Sylvia Toth photographiée par Cécilia Jauniau
WARMI est une marque Franco Colombienne créée en 2008 par Sylvia Toth. Entre accessoire et vêtement, les collections WARMI sont imaginées comme des séries de compléments ou d’unités qui finissent un vêtement et typent une silhouette. Les collections, principalement en maille de baby alpaga, sont entièrement tricotées main par des femmes tisserandes des villages de Tausa et de Sutatausa en Colombie. Chaque pièce, numérotée et signée par l’artisan qui la réalise, manifeste ainsi d’un travail délicat et soigné lui donnant par là un supplément d’âme, l’aura d’une pièce unique, l’essence d’un objet de valeur. “Warmi, clothing with extra spirit.”
Rencontre avec Sylvia Toth, un petit brin de femme dont le sourire et l’accent vous font fondre sur place.
DJGM : Sylvia, de quelle planète viens-tu ?
Sylvia TOTH : Je pense que je dois venir de Saturne. Comme les trois anneaux qui tournent autour de Saturne, j’ai parfois l’impression de prendre trois chemins différents et complètement opposés pour tourner autour de ma marque ; des chemins parfois contradictoires, parfois complémentaires.
Il y a aussi le côté un peu fou de Saturne : parfois j’ai un peu l’impression de venir d’une autre planète, parfois j’ai du mal à me comprendre (rires). Comme trois anneaux qui tournent autour de quelque chose et qui parfois se retrouvent, parfois ne se retrouvent pas.
De quelle invention aurais-tu aimé être l’inventeur ?
De Apple en général, pour le côté absolument révolutionnaire et essentiel, quelque chose de presque évident en fait. Ce que je trouve génial dans tout le design de la marque, c’est cette idée de gestes, de toucher pour passer, des choses qui sont extrêmement technologiques mais d’une façon très sensuelle, très basique.
Quand j’ai étudié le design, j’aimais bien regarder comment les gens se comportaient, tout ce qui était autour de la sémiologie, de la gestuelle…
Dans Warmi, par exemple, j’essaye de faire des pièces qui ont une utilité, des pièces multi porters que tu découvres au fur et à mesure que tu les utilises.
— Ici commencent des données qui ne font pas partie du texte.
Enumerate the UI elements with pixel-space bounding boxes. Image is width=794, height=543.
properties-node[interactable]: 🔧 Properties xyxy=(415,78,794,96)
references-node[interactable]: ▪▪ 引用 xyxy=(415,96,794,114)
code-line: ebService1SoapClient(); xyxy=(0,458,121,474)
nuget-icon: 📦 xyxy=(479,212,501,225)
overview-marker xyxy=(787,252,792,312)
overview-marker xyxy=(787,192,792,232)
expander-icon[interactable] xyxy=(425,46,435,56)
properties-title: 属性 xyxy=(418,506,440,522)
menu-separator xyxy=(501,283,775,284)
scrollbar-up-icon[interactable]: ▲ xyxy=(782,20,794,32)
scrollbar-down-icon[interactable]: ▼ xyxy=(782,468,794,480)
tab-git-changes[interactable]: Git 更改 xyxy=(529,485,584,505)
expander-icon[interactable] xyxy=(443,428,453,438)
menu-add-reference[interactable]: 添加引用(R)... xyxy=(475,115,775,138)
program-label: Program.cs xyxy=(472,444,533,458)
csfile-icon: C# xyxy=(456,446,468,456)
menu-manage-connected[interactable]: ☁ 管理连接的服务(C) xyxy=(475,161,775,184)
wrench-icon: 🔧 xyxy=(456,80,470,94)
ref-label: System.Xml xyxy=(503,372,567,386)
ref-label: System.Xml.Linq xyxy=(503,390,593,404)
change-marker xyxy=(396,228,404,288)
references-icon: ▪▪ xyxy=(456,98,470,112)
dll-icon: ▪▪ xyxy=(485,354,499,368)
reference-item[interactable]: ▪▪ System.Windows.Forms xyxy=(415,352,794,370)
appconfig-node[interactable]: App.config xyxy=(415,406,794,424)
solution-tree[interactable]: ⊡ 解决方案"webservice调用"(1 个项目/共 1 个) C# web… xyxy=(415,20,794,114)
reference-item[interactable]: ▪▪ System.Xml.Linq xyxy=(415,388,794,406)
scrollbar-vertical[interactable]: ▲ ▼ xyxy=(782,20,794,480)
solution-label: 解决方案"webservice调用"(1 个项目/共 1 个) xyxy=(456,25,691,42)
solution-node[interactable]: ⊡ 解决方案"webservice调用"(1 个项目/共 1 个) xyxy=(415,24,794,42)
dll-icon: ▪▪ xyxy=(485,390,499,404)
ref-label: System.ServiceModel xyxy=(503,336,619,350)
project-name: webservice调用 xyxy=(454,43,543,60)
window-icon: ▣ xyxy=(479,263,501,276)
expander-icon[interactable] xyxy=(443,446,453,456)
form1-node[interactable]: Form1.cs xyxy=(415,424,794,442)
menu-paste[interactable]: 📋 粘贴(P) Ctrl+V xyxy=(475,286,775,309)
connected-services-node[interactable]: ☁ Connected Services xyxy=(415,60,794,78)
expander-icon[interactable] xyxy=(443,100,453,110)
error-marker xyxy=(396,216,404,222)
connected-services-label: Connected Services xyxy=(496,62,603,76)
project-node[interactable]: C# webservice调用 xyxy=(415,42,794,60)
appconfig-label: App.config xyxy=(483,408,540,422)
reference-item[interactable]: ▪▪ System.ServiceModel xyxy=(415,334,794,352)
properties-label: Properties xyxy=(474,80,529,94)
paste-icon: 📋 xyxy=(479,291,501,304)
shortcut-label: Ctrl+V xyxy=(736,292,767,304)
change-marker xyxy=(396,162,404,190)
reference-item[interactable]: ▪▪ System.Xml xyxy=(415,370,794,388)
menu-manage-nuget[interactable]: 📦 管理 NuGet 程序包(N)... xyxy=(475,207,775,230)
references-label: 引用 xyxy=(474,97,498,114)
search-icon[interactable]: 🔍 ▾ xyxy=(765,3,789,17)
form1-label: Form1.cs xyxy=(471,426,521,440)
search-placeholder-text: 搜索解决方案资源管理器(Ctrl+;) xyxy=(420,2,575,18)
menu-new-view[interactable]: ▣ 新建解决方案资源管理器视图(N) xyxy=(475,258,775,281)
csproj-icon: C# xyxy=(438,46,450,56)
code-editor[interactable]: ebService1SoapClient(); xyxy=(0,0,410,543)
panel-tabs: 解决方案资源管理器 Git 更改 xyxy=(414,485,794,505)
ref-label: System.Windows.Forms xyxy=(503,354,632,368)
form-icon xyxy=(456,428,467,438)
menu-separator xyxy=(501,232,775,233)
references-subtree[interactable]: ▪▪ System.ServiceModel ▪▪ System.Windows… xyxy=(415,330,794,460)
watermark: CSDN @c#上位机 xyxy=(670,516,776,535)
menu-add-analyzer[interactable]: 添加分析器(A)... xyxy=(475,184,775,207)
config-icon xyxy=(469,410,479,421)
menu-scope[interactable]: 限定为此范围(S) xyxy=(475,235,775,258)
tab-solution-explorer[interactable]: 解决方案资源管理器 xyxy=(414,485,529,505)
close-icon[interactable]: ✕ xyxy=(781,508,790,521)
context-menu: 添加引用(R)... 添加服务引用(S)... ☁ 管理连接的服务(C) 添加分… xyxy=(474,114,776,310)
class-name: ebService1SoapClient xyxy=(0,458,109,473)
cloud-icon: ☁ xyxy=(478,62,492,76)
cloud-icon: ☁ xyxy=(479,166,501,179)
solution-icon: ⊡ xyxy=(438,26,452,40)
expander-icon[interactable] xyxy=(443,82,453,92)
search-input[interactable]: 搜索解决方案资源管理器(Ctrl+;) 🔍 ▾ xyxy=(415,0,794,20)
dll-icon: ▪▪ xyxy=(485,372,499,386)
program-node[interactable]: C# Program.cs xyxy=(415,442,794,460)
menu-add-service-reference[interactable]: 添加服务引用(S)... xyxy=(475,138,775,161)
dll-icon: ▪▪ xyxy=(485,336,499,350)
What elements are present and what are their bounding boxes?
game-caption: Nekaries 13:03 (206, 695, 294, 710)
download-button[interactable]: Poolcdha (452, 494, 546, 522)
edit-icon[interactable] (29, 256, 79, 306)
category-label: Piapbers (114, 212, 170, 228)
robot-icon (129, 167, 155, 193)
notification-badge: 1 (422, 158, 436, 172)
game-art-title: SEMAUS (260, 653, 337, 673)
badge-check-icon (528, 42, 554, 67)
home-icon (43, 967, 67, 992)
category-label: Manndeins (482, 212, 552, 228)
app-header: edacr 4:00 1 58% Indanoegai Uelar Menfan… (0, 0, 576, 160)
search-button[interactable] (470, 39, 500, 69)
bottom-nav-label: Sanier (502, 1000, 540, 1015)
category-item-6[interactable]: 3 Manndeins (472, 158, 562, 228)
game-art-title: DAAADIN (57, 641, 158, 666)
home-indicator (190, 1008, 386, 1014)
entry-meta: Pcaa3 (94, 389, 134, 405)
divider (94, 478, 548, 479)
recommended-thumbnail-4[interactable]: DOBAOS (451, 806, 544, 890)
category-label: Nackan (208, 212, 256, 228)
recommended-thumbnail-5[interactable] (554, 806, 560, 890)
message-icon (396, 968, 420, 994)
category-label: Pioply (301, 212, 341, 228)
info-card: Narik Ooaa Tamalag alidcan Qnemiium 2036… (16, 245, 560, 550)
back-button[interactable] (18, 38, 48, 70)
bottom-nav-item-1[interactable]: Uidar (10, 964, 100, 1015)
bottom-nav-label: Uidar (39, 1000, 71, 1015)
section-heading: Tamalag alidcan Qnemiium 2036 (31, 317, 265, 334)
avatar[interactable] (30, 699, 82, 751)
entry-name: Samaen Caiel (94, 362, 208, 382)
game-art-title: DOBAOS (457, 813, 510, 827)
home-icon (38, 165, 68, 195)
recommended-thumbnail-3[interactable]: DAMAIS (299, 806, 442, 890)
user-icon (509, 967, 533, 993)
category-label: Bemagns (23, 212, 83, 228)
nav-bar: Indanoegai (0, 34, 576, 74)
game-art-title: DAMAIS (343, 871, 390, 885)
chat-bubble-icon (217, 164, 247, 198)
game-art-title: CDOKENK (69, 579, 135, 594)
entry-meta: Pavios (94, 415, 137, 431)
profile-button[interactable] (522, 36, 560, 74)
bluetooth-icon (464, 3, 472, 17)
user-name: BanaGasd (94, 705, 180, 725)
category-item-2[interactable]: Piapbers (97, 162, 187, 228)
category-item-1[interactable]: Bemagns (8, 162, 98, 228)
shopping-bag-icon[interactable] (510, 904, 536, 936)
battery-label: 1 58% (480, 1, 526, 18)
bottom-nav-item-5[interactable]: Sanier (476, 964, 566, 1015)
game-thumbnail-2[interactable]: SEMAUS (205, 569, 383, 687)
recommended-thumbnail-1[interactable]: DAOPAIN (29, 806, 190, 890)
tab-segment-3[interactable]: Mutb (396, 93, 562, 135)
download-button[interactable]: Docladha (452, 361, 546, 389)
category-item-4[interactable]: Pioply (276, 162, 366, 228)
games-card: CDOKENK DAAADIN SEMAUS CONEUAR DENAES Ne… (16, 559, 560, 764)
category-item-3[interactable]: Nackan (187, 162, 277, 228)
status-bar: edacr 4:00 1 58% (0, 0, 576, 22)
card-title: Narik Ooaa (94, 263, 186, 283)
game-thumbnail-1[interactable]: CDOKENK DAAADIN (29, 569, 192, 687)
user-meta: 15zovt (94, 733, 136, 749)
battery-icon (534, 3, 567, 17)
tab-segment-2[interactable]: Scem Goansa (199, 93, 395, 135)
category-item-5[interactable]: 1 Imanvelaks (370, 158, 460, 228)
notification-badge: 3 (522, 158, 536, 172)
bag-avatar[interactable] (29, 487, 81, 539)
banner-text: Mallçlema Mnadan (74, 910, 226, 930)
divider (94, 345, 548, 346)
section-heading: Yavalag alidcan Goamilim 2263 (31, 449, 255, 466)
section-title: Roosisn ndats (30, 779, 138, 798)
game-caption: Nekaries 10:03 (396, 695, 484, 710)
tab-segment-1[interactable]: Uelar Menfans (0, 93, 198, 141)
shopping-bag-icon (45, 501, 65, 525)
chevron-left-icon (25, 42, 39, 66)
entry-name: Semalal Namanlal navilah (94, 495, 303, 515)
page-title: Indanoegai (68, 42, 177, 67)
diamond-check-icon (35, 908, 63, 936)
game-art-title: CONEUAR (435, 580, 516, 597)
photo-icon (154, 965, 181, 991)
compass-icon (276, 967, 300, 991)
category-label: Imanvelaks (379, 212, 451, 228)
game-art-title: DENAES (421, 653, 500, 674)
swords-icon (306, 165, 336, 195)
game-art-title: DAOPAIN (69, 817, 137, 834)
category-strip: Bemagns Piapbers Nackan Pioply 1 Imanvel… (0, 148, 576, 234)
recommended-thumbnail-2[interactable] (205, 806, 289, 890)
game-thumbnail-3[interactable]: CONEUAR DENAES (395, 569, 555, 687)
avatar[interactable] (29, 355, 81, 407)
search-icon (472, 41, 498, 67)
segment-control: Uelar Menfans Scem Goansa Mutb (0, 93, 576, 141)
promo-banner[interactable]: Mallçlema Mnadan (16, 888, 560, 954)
Six mois après, tu te dis : « à ben tiens, c’est comme ça que je dois le porter. »
J’aime aussi Apple pour le côté designer d’objets, qui pour moi me différencie d’un styliste.
Parisienne ou Colombienne ?
Les deux, et là je reviens sur Saturne ! C’est vraiment cette idée des mondes parallèles : quand je suis en Colombie, Paris me manque terriblement et quand je suis ici, j’ai un pied là-bas.
Peux-tu me décrire ta mode, ton style ?
Féminin décalé, je dirais. Féminin – sûr – mais toujours avec quelque chose qui va venir casser le côté trop fini, ou trop petite fille, ou too much.
Puis peut-être aussi avec un côté rond et architecturé à la fois, il y a toujours un truc très straight et un froufrou quelque part. J’aime bien mélanger ces choses-là.
Il y a toujours quelque chose qui va venir casser ou qui va venir surprendre un peu. Ce ne sera jamais du tout fini, il y aura toujours quelque chose qui dérange, en fait.
Warmi, c’est la touche qui va décaler, c’est vraiment le complément de silhouette. Aujourd’hui, j’ai envie d’aller vers un vestiaire, qui sera composé de pièces chaîne et trame plus rigides (un pantalon, une jupe et une veste), un peu plus masculines, qui vont donner du sens à ces pièces qui décalent.